We also encoded the second test video set in four different R-D points (QP value of 10, 20, 30, 40 for CQP) by the three algorithms to compare the algorithms by R-D graphs and also by the Bjontegaard difference measures. The R-D graphs for the long sequence of Blowing bubbles-Basketball pass is shown in Fig. 4. The graphs show a little higher R-D performance for the proposed algorithm. Table 5 presents computed Bjontegaard Delta PSNR and Delta Rate between the proposed algorithm and the other algorithms for concatenated sequences. Small positive values for Delta PSNR and negative values for Delta Rate in Table 5 mean a little higher R-D performance for the proposed algorithm.
As sample results, detailed graphical experimental results including buffer fullness, PSNR, and QP for Flower vase and Racehorses-Keiba are presented in Figs. 5 and 6, respectively.
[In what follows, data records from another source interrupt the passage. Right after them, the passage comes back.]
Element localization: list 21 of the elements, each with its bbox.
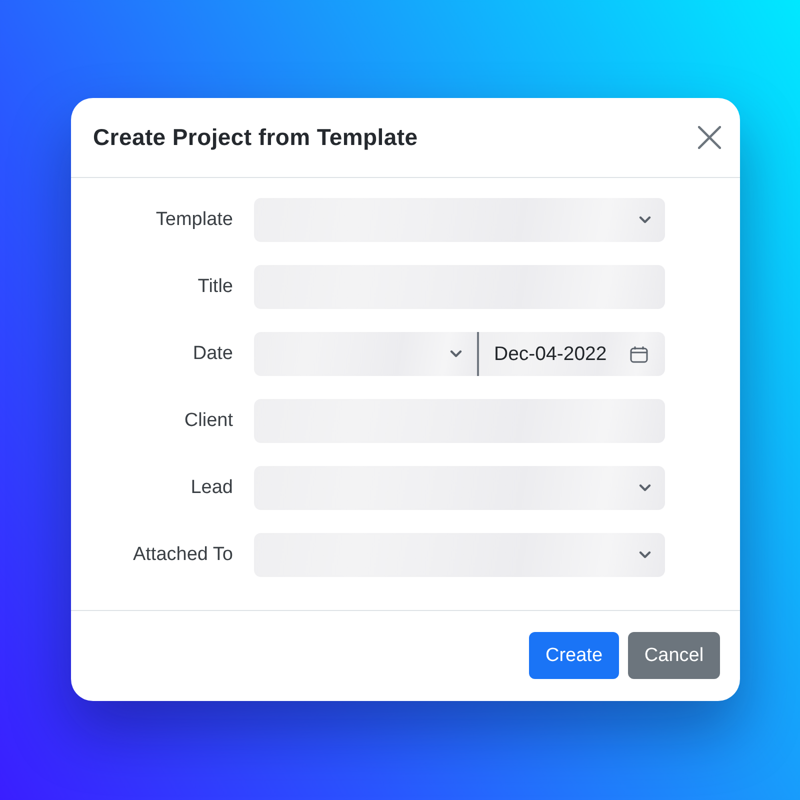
dropdown-field[interactable] (254, 332, 477, 376)
dialog-title: Create Project from Template (93, 124, 418, 151)
dropdown-field[interactable] (254, 466, 665, 510)
chevron-down-icon (639, 551, 651, 559)
dropdown-field[interactable] (254, 198, 665, 242)
date-field[interactable]: Dec-04-2022 (479, 332, 665, 376)
chevron-down-icon (450, 350, 462, 358)
field-label: Template (154, 209, 233, 231)
calendar-icon (630, 346, 648, 362)
close-button[interactable] (698, 126, 721, 149)
field-label: Title (196, 276, 233, 298)
create-button[interactable]: Create (529, 632, 619, 679)
field-label: Client (183, 410, 233, 432)
cancel-button[interactable]: Cancel (628, 632, 720, 679)
chevron-down-icon (639, 216, 651, 224)
field-label: Date (192, 343, 233, 365)
dropdown-field[interactable] (254, 533, 665, 577)
close-icon (698, 126, 721, 149)
chevron-down-icon (639, 484, 651, 492)
field-label: Lead (190, 477, 233, 499)
field-label: Attached To (132, 544, 233, 566)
As shown in the figures, encoded bit streams by the proposed RC algorithm completely obeyed the buffer constraint with no buffer over flow and underflow while provided bit streams by the other algorithms caused buffer overflow and underflow insome points.
Conclusion
In this paper a novel video rate control algorithm for the new HEVC/H.265 video coding standard is proposed. The proposed algorithm is optimized for variable bit rate video applications with buffer constraint. The algorithm utilizes a fuzzy controller and a virtual buffer that simulates a decoder buffer at the receiver side of a communication channel with a constant bandwidth. The fuzzy controller uses two input feedback signals including the buffer fullness and resulting bit rate to compute a QP for each picture. Unlike conventional rate control algorithm, the fuzzy controller computes the changes of QP regarding to the used QP for encoding previous picture. In fact, in each operating point in R-D space the QP is used as a reference for the controller. While QP includes information from rate and from quality at the same time, it allows controller to operate in a wide area in R-D space. The fuzzy controller is designed to minimized the fluctuation of QP and thereafter improve the visual quality. Experimental results show that encoded bit streams by the proposed fuzzy rate control algorithm completely obeyed the buffer constraint while the quality in terms of average PSNR is preserved. In comparison with the HM rate control algorithm, the proposed controller provided higher PSNR, lower buffering delay, and lower PSNR standard deviation for tested videos.